Sarfraz, like South Africa’s Faf du Plessis on Thursday, had decided on leg-spin as the best riposte to England’s rampant top-order, and though Jonny Bairstow put Shadab back over his head for six, the opening overs were fraught with danger. Root edged a four past his stumps and then edged to Babar Azam at slip, who dropped the catch. It was a drop that would cost Pakistan 98 runs.
Meanwhile, the wickets continued to fall. Bairstow feathered a catch behind trying to run Wahab Riaz down to third man. Hafeez, his confidence soaring after his earlier heroics, skidded one past Morgan’s ugly slash and clattered his stumps. Ben Stokes, England’s hero at The Oval, played one sumptuous straight drive but never really got going, and feathered a catch behind off Shoaib Malik.
With England’s lower-order batting curiously out of nick, England’s hopes realistically rested in the supple hands and succulent forearms of the man striding out at No 6. Buttler. And over the course of a thrilling, shirt-wetting hour, Root and Buttler widened their gaze, tightened their grip and set about plotting a path back into the match. Root knocked singles and twos with impunity. Buttler brought up his 50 from 34 balls but otherwise exercised caution, allowing the required rate to rise as England manoeuvred themselves into position.
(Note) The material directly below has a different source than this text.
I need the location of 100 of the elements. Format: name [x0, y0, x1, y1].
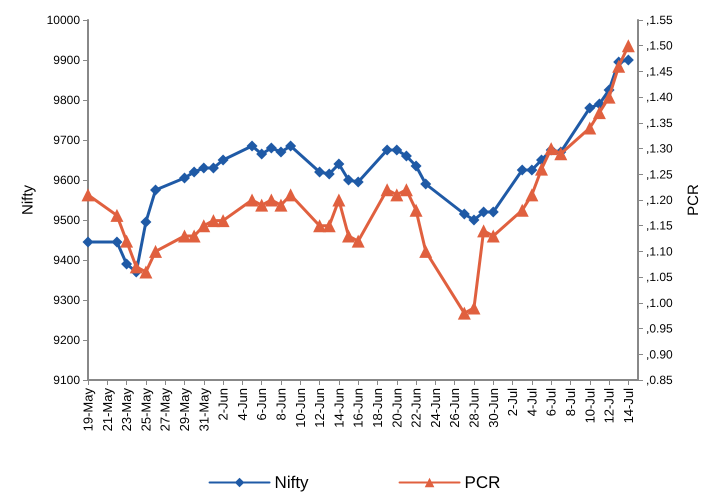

But Pakistan never wavered from their task. With their attack a bowler light, pace off the ball was going to be the key for them. Hafeez and Malik twiddled their way through 10 relatively painless overs. The magnificent Shadab was a python with the ball and a mamba in the field. Root reached his century off 97 balls but departed soon afterwards, slashing Shadab to backward point. Their stand was 130 and had given England hope where there was none. But they still required 91 off the last 10 overs.
Suddenly, the boundaries were beginning to dry up. Five overs went without one, before Buttler drilled Mohammad Amir through the cover gap to bring up his own century off 75 balls. But the required rate was above 10 by this point, and when Buttler carved the very next ball straight to Wahab at short third man, the waving green flags and the leaping Amir told their own story. The decisive blow had been struck.
The game leaked slowly away from England after that. Hassan Ali’s final over, a confectionery box of slower bouncers that Moeen could scarcely lay a bat on, left England needing 53 from the last four. Woakes and Moeen carved a scruffy 15 off the 47th over to keep them in it. When Woakes smashed Wahab over mid-off for six, England needed 30 off 15. Moeen’s dismissal, a horrible bunt straight into the air to end a horrible innings, was about the best thing that could happen to England at that point. But when Woakes edged a cut through to Sarfraz off the very next ball, England needed 29 off the last two overs.
It was always going to prove too much for them. And the fear now is that in preaching their own virtues so loudly in advance of the tournament, they were in danger of putting the horse before the cart. Defeat against a strong, surging Bangladesh side on Saturday in Cardiff is now unthinkable. They may yet have to do so without Morgan, if he is censured by the International Cricket Council for England’s painfully slow over rate. Winning a first World Cup in 12 attempts was never going to be a walk in the park. But in a tournament as dangerously open as this, England learned that the weight of expectation can bow even the sturdiest of shoulders.